No caso especifico da criação da Taxa de Iluminação pública (“Contribuição para Custeio do Serviço de Iluminação Pública” – o nome do assalto), a coisa torna-se mais escandalosa quando se sabe que, direta ou indiretamente, ela já é paga por meio de impostos municipais como o IPTU (sujeito a nova “correção”, em 2010), ISS, ITBI, IPVA, para não falar na arrecadação do ICMS e na transferência de receitas recolhidas pelo governo Federal para este mesmo fim. (Aqui, só para esclarecer, convém lembrar que o Rio paga o IPTU mais caro do Brasil, pelo fato singular de que quase a metade de sua população, a partir de acordos corporativos demagógicos e eleitoreiros, não paga o imposto e sequer recebe carnê de cobrança).
Ademais, vale salientar, por conta da incompetência administrativa do prefeito, ocorre um fenômeno espantoso no espaço público da cidade, a onerar ainda mais o bolso do cidadão: em pleno meio-dia, sol a pino, a iluminação de lâmpadas de mercúrio (ou fluorescentes) banha suas ruas, praças e avenidas, em contraposição às noites escuras, quando as luzes públicas, em certas áreas, são apagadas. (Uma simples visita à Praça Serzedelo Correia, em Copacabana, pode dirimir a veracidade da informação).
Diante do clamor geral, em meados de dezembro, atendendo ação popular movida pelo advogado Victor Travancas contra a taxa considerada inconstitucional, a Juíza Georgia Vasconcellos concedeu liminar suspendendo o ato das sessões extraordinárias (ilegais) da Câmara de Vereadores que aprovou a nova taxa.
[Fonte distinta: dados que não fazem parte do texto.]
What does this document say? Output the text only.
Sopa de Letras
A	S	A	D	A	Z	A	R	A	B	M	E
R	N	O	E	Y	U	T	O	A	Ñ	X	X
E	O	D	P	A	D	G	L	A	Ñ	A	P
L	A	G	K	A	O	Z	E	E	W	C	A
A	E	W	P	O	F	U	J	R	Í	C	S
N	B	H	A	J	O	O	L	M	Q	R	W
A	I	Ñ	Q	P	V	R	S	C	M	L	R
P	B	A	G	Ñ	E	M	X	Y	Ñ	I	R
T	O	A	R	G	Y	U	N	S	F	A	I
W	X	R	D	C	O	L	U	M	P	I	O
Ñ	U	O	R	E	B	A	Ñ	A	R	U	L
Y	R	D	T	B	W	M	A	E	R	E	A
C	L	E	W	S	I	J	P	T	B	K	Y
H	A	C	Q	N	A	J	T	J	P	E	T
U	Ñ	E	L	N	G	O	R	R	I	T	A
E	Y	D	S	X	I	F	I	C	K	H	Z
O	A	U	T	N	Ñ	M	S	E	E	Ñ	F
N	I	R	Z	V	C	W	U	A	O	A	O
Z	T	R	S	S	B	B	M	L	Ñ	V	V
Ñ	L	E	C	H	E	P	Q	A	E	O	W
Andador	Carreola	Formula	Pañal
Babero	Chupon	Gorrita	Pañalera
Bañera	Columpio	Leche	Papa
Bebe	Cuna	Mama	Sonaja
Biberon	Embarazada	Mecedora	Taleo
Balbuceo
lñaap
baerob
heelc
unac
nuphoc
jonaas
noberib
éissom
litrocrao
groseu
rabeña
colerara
Aleluia! A cobrança foi suspensa! A população, exausta de pagar imposto, foi dormir tranqüila ao tomar conhecimento da medida da Meritíssima.
Ocorre que na vida forense cabocla prevalece uma prática (farsesca) que já se tornou rotina: o Juiz concede uma liminar pela manhã e, à tarde, o presidente do Tribunal de Justiça suspende os efeitos da mesma liminar, em geral de modo a favorecer os interesses do governo. Na questão da Taxa de Iluminação, não deu outra: atendendo a procuradoria Geral do Município, o presidente do Tribunal, em menos de 24 horas jogou por terra a decisão da Juíza. De noite, quem dormiu aos roncos de felicidade foi o dito Paes, antegozando os muitos $$ milhões que sua prefeitura estróina vai embolsar.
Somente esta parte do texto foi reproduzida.